>>13517154Forcing makes sense from a completely platonist perspective.
>>13517154That's not what it does retard. All it does is to reinterpret the language of set theory within a specific structure.
>>13517149It's not really recursion, since you're not defying a function. Also comes much earlier than forcing. See rank of well-founded relations.
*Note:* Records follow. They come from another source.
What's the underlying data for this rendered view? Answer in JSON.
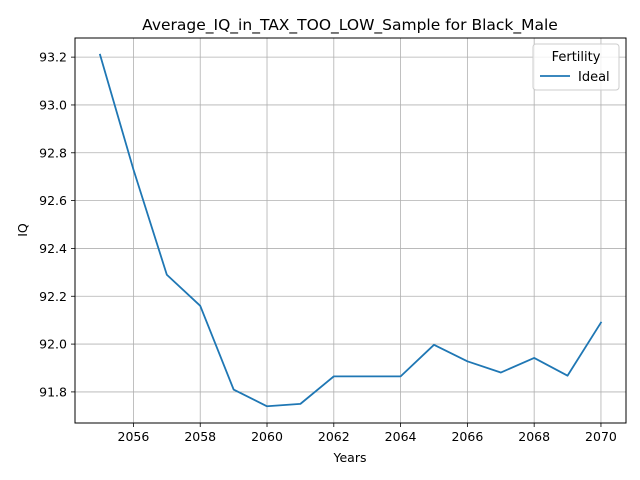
{
  "chart_data": {
    "type": "line",
    "title": "Average_IQ_in_TAX_TOO_LOW_Sample for Black_Male",
    "xlabel": "Years",
    "ylabel": "IQ",
    "xlim": [
      2054.25,
      2070.75
    ],
    "ylim": [
      91.67,
      93.28
    ],
    "xticks": [
      2056,
      2058,
      2060,
      2062,
      2064,
      2066,
      2068,
      2070
    ],
    "yticks": [
      91.8,
      92.0,
      92.2,
      92.4,
      92.6,
      92.8,
      93.0,
      93.2
    ],
    "grid": true,
    "legend": {
      "title": "Fertility",
      "placement": "upper-right",
      "entries": [
        "Ideal"
      ]
    },
    "x": [
      2055,
      2056,
      2057,
      2058,
      2059,
      2060,
      2061,
      2062,
      2063,
      2064,
      2065,
      2066,
      2067,
      2068,
      2069,
      2070
    ],
    "series": [
      {
        "name": "Ideal",
        "color": "#1f77b4",
        "values": [
          93.21,
          92.73,
          92.29,
          92.16,
          91.81,
          91.74,
          91.75,
          91.865,
          91.865,
          91.865,
          91.997,
          91.928,
          91.881,
          91.942,
          91.868,
          92.09
        ]
      }
    ]
  }
}
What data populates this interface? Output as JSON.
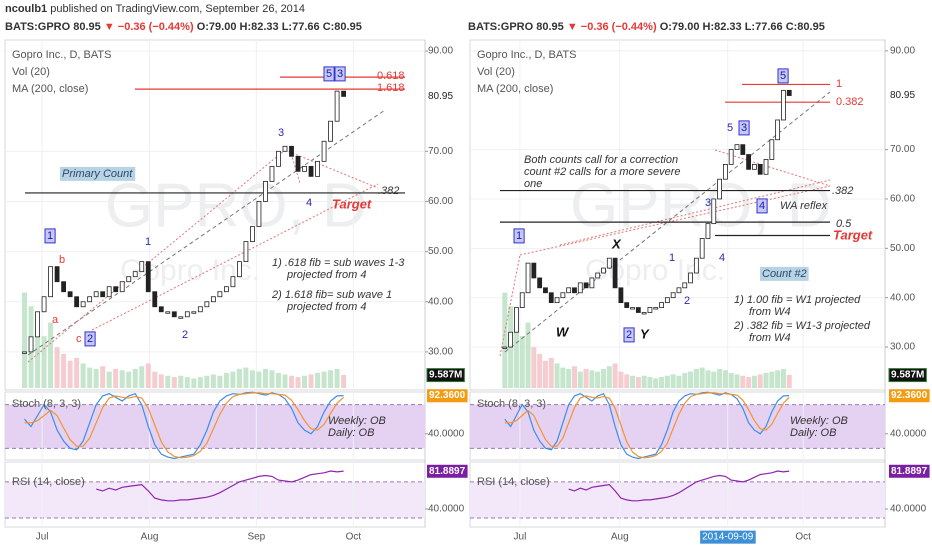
{
  "header": {
    "author": "ncoulb1",
    "published": "published on TradingView.com, September 26, 2014"
  },
  "chart_data": {
    "type": "candlestick",
    "quote": {
      "symbol": "BATS:GPRO",
      "last": "80.95",
      "change": "▼ −0.36 (−0.44%)",
      "open": "O:79.00",
      "high": "H:82.33",
      "low": "L:77.66",
      "close": "C:80.95"
    },
    "title": "Gopro Inc., D, BATS",
    "ma_label": "MA (200, close)",
    "watermark": [
      "GPRO, D",
      "Gopro Inc."
    ],
    "closes": [
      30,
      33,
      38,
      41,
      47,
      44,
      42,
      41,
      39,
      40,
      41,
      42,
      41,
      43,
      42,
      44,
      45,
      46,
      48,
      42,
      39,
      38,
      38,
      37,
      37,
      38,
      38,
      39,
      40,
      41,
      42,
      43,
      45,
      48,
      52,
      55,
      60,
      64,
      67,
      70,
      71,
      69,
      66,
      67,
      65,
      68,
      72,
      76,
      82,
      80.95
    ],
    "volume": {
      "name": "Vol (20)",
      "values": [
        70,
        60,
        45,
        38,
        48,
        30,
        25,
        20,
        22,
        18,
        15,
        14,
        16,
        12,
        14,
        13,
        12,
        14,
        16,
        18,
        12,
        10,
        9,
        8,
        9,
        8,
        7,
        8,
        9,
        10,
        9,
        11,
        12,
        14,
        15,
        13,
        12,
        14,
        13,
        11,
        10,
        9,
        8,
        9,
        10,
        11,
        12,
        13,
        14,
        9.587
      ],
      "ylim": [
        0,
        80
      ],
      "last_label": "9.587M"
    },
    "stoch": {
      "name": "Stoch (8, 3, 3)",
      "series": [
        {
          "color": "#3c8ee6",
          "values": [
            60,
            50,
            65,
            80,
            70,
            45,
            30,
            20,
            18,
            30,
            55,
            80,
            92,
            95,
            90,
            85,
            92,
            95,
            80,
            50,
            25,
            12,
            8,
            6,
            8,
            10,
            12,
            25,
            45,
            70,
            85,
            92,
            95,
            94,
            96,
            97,
            95,
            93,
            96,
            94,
            88,
            75,
            55,
            45,
            40,
            50,
            70,
            85,
            92,
            92.36
          ]
        },
        {
          "color": "#f5922f",
          "values": [
            55,
            55,
            58,
            65,
            72,
            65,
            48,
            32,
            23,
            23,
            34,
            55,
            76,
            89,
            92,
            90,
            89,
            91,
            89,
            75,
            52,
            29,
            15,
            9,
            7,
            8,
            10,
            16,
            27,
            47,
            67,
            82,
            91,
            94,
            95,
            96,
            96,
            95,
            95,
            94,
            93,
            86,
            73,
            58,
            47,
            45,
            53,
            68,
            82,
            90
          ]
        }
      ],
      "ylim": [
        4,
        97.3
      ],
      "yticks": [
        {
          "value": 40,
          "label": "40.0000"
        }
      ],
      "bands": [
        20,
        80
      ],
      "last_label": "92.3600"
    },
    "rsi": {
      "name": "RSI (14, close)",
      "color": "#8e24aa",
      "values": [
        null,
        null,
        null,
        null,
        null,
        null,
        null,
        null,
        null,
        null,
        null,
        62,
        60,
        63,
        61,
        64,
        65,
        66,
        67,
        60,
        52,
        50,
        49,
        49,
        50,
        50,
        51,
        52,
        53,
        55,
        58,
        62,
        66,
        70,
        72,
        74,
        76,
        77,
        76,
        72,
        71,
        70,
        72,
        75,
        78,
        79,
        80,
        82,
        81,
        81.8897
      ],
      "ylim": [
        20,
        92
      ],
      "yticks": [
        {
          "value": 40,
          "label": "40.0000"
        }
      ],
      "bands": [
        30,
        70
      ],
      "last_label": "81.8897"
    },
    "panels": [
      {
        "xlim": [
          -3,
          61.5
        ],
        "xticks": [
          {
            "value": 2.7,
            "label": "Jul"
          },
          {
            "value": 19.2,
            "label": "Aug"
          },
          {
            "value": 35.6,
            "label": "Sep"
          },
          {
            "value": 50.5,
            "label": "Oct"
          }
        ],
        "ylim": [
          22.4,
          92.2
        ],
        "yticks": [
          {
            "value": 30,
            "label": "30.00"
          },
          {
            "value": 40,
            "label": "40.00"
          },
          {
            "value": 50,
            "label": "50.00"
          },
          {
            "value": 60,
            "label": "60.00"
          },
          {
            "value": 70,
            "label": "70.00"
          },
          {
            "value": 90,
            "label": "90.00"
          }
        ],
        "levels": [
          {
            "value": 84.8,
            "color": "#e53935"
          },
          {
            "value": 82.4,
            "color": "#e53935"
          },
          {
            "value": 61.7,
            "color": "#222222"
          }
        ],
        "annotations": [
          "5",
          "3",
          "0.618",
          "1.618",
          "3",
          "Primary Count",
          "Target",
          ".382",
          "4",
          "1",
          "b",
          "a",
          "c",
          "2",
          "1",
          "2",
          "1) .618 fib = sub waves 1-3",
          "projected from 4",
          "2) 1.618 fib= sub wave 1",
          "projected from 4",
          "Weekly: OB",
          "Daily: OB"
        ]
      },
      {
        "xlim": [
          -6,
          65.5
        ],
        "xticks": [
          {
            "value": 2.6,
            "label": "Jul"
          },
          {
            "value": 19.8,
            "label": "Aug"
          },
          {
            "value": 38.4,
            "label": "2014-09-09"
          },
          {
            "value": 51.4,
            "label": "Oct"
          }
        ],
        "crosshair_tick": 2,
        "ylim": [
          21.3,
          92.2
        ],
        "yticks": [
          {
            "value": 30,
            "label": "30.00"
          },
          {
            "value": 40,
            "label": "40.00"
          },
          {
            "value": 50,
            "label": "50.00"
          },
          {
            "value": 60,
            "label": "60.00"
          },
          {
            "value": 70,
            "label": "70.00"
          },
          {
            "value": 90,
            "label": "90.00"
          }
        ],
        "levels": [
          {
            "value": 83.2,
            "color": "#e53935"
          },
          {
            "value": 79.6,
            "color": "#e53935"
          },
          {
            "value": 61.7,
            "color": "#222222"
          },
          {
            "value": 55.3,
            "color": "#222222"
          },
          {
            "value": 52.6,
            "color": "#222222"
          }
        ],
        "annotations": [
          "5",
          "1",
          "0.382",
          "5",
          "3",
          "Both counts call for a correction",
          "count #2 calls for a more severe",
          "one",
          ".382",
          "3",
          "4",
          "WA reflex",
          "0.5",
          "Target",
          "X",
          "1",
          "1",
          "4",
          "Count #2",
          "2",
          "1) 1.00 fib = W1 projected",
          "from W4",
          "2) .382 fib = W1-3 projected",
          "from W4",
          "W",
          "2",
          "Y",
          "Weekly: OB",
          "Daily: OB"
        ]
      }
    ]
  }
}
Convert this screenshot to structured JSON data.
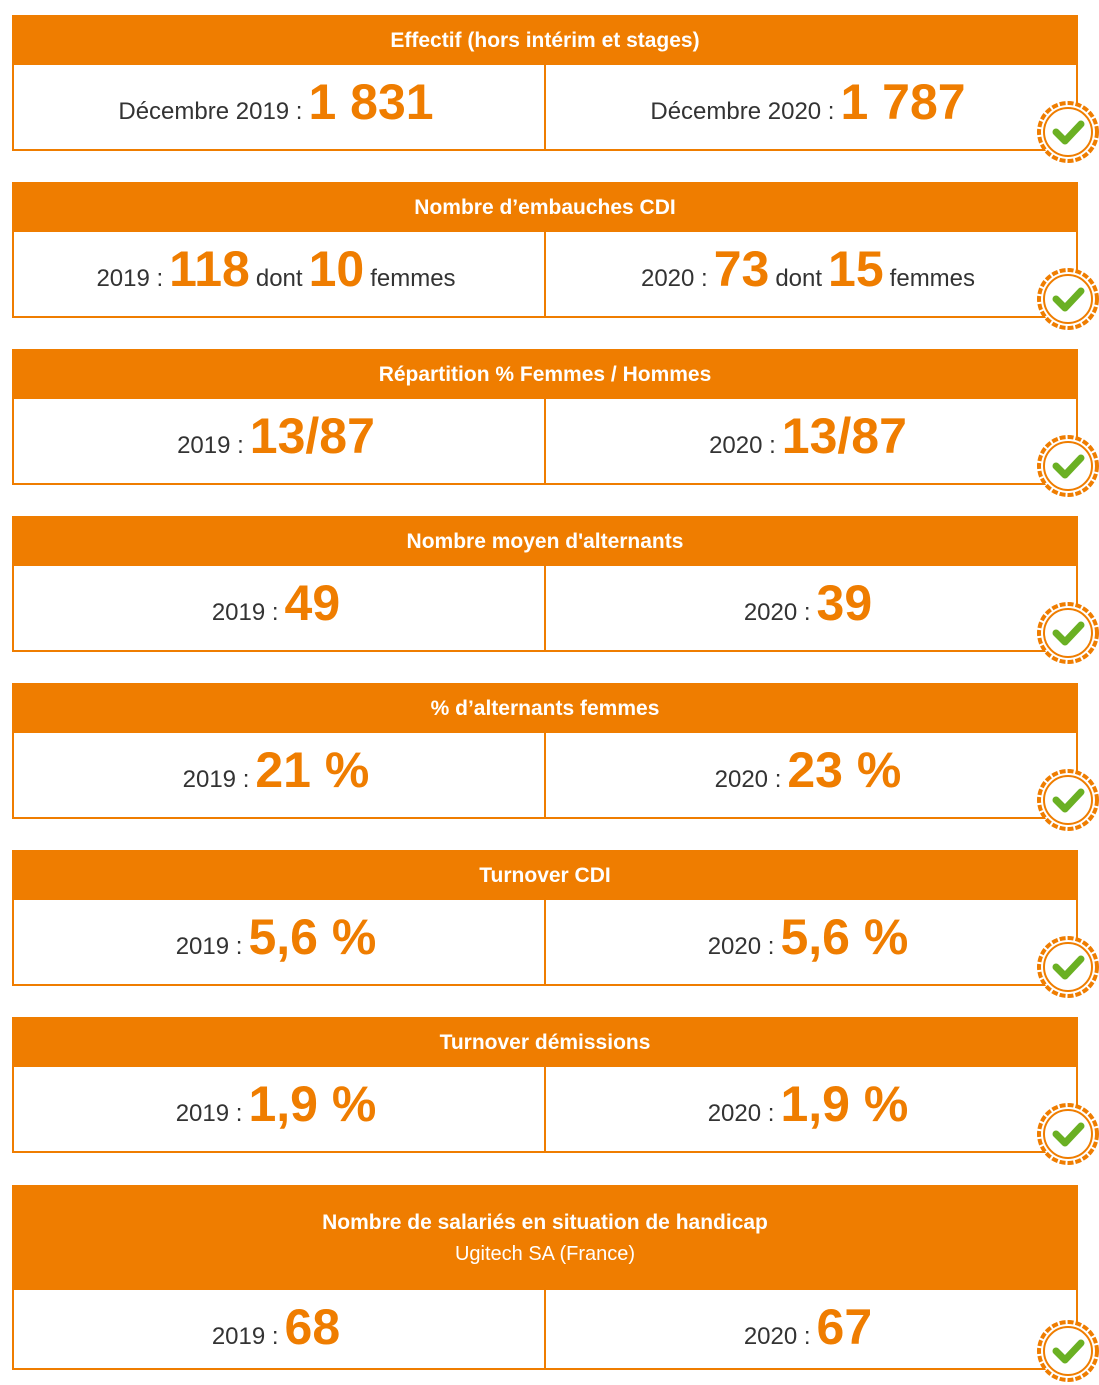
{
  "sections": [
    {
      "title": "Effectif (hors intérim et stages)",
      "cells": [
        [
          {
            "text": "Décembre 2019 :",
            "style": "small"
          },
          {
            "text": "1 831",
            "style": "big"
          }
        ],
        [
          {
            "text": "Décembre 2020 :",
            "style": "small"
          },
          {
            "text": "1 787",
            "style": "big"
          }
        ]
      ]
    },
    {
      "title": "Nombre d’embauches CDI",
      "cells": [
        [
          {
            "text": "2019 :",
            "style": "small"
          },
          {
            "text": "118",
            "style": "big"
          },
          {
            "text": "dont",
            "style": "small"
          },
          {
            "text": "10",
            "style": "big"
          },
          {
            "text": "femmes",
            "style": "small"
          }
        ],
        [
          {
            "text": "2020 :",
            "style": "small"
          },
          {
            "text": "73",
            "style": "big"
          },
          {
            "text": "dont",
            "style": "small"
          },
          {
            "text": "15",
            "style": "big"
          },
          {
            "text": "femmes",
            "style": "small"
          }
        ]
      ]
    },
    {
      "title": "Répartition  % Femmes / Hommes",
      "cells": [
        [
          {
            "text": "2019 :",
            "style": "small"
          },
          {
            "text": "13/87",
            "style": "big"
          }
        ],
        [
          {
            "text": "2020 :",
            "style": "small"
          },
          {
            "text": "13/87",
            "style": "big"
          }
        ]
      ]
    },
    {
      "title": "Nombre moyen d'alternants",
      "cells": [
        [
          {
            "text": "2019 :",
            "style": "small"
          },
          {
            "text": "49",
            "style": "big"
          }
        ],
        [
          {
            "text": "2020 :",
            "style": "small"
          },
          {
            "text": "39",
            "style": "big"
          }
        ]
      ]
    },
    {
      "title": "% d’alternants femmes",
      "cells": [
        [
          {
            "text": "2019 :",
            "style": "small"
          },
          {
            "text": "21 %",
            "style": "big"
          }
        ],
        [
          {
            "text": "2020 :",
            "style": "small"
          },
          {
            "text": "23 %",
            "style": "big"
          }
        ]
      ]
    },
    {
      "title": "Turnover CDI",
      "cells": [
        [
          {
            "text": "2019 :",
            "style": "small"
          },
          {
            "text": "5,6 %",
            "style": "big"
          }
        ],
        [
          {
            "text": "2020 :",
            "style": "small"
          },
          {
            "text": "5,6 %",
            "style": "big"
          }
        ]
      ]
    },
    {
      "title": "Turnover démissions",
      "cells": [
        [
          {
            "text": "2019 :",
            "style": "small"
          },
          {
            "text": "1,9 %",
            "style": "big"
          }
        ],
        [
          {
            "text": "2020 :",
            "style": "small"
          },
          {
            "text": "1,9 %",
            "style": "big"
          }
        ]
      ]
    },
    {
      "title": "Nombre de salariés en situation de handicap",
      "subtitle": "Ugitech SA (France)",
      "cells": [
        [
          {
            "text": "2019 :",
            "style": "small"
          },
          {
            "text": "68",
            "style": "big"
          }
        ],
        [
          {
            "text": "2020 :",
            "style": "small"
          },
          {
            "text": "67",
            "style": "big"
          }
        ]
      ]
    }
  ]
}
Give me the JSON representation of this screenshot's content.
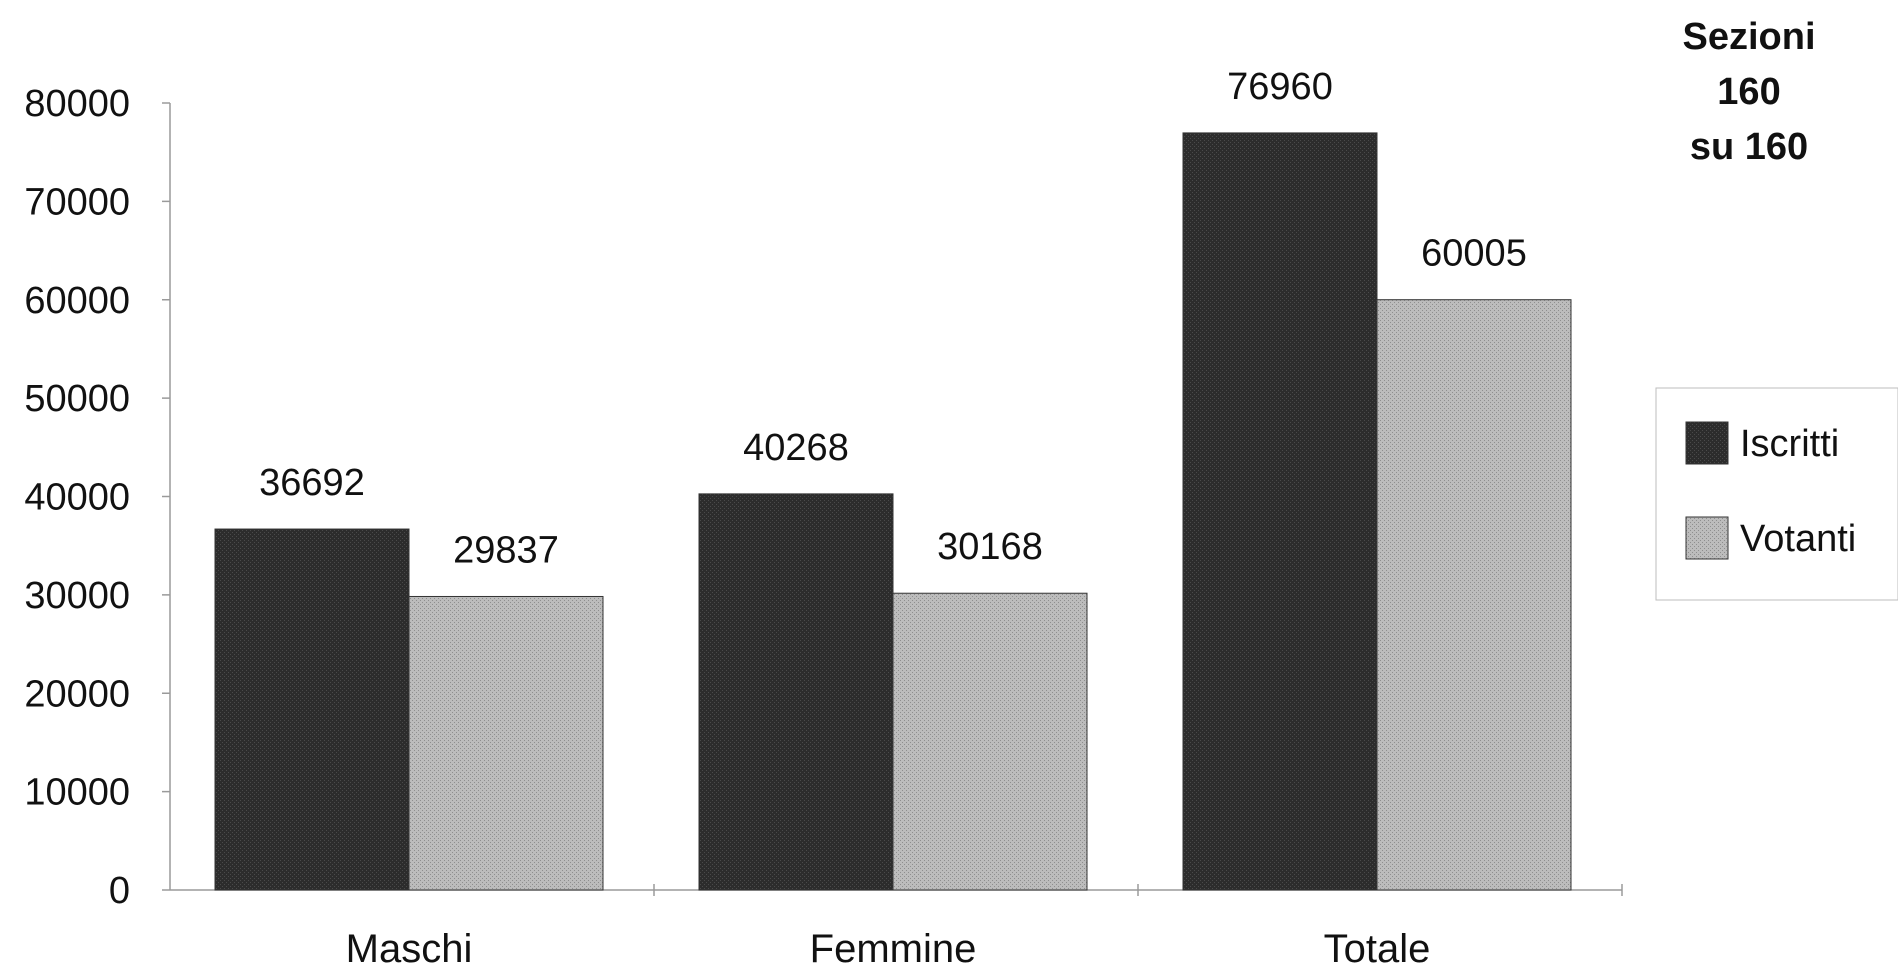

>>13517089Correct, it's strictly speaking not a rigorous definition. But you can make it rigorous in the following way. Let P(x) denote the property of a set being an ordinal number. Then we want to find a P(x) such that "P(x) <=> (x transitive) and (forall y in x, P(y))".. First suppose we have such a P(x), then we prove that it's unique. Suppose Q(x) also satisfies the same property. Suppose there is a set w with Q(w) but not P(w). Since not P(w), there is an element w' of w with the same property Q(w') but not P(w'). Then the set of all such elements w' is nonempty and hence by the axiom of foundation has a least element w.r.t. set membership. Call it w_l. Then not P(w_l). But for all elements x in w_l, since w is transitive, x belongs to w so by minimality of w_l x satisfies either Q(x) or not P(x), but we know P(x) is true hence Q(x), hence for all elements of w_l, Q(x), hence Q(w_l), a contradiction. Hence there is at most one property P(x) satisfying this condition. It's enough to construct one such property. One definition is "P(x) = (x is transitive) and (x is well-ordered by set membership)". Then you can prove "P(x) <=> (x transitive) and (forall y in x, P(y))". Another more obvious definition is "P(x) = (x is transitive) and (there exists a subset y of x s.t. for all z in x, ((z in y) <=> (for all w in z, w in y))" then this is a well-defined property satisfying "P(x) <=> (x transitive) and (forall y in x, P(y))" which is less ad-hoc.
Maybe other anons have other ideas on how to make the definition rigorous.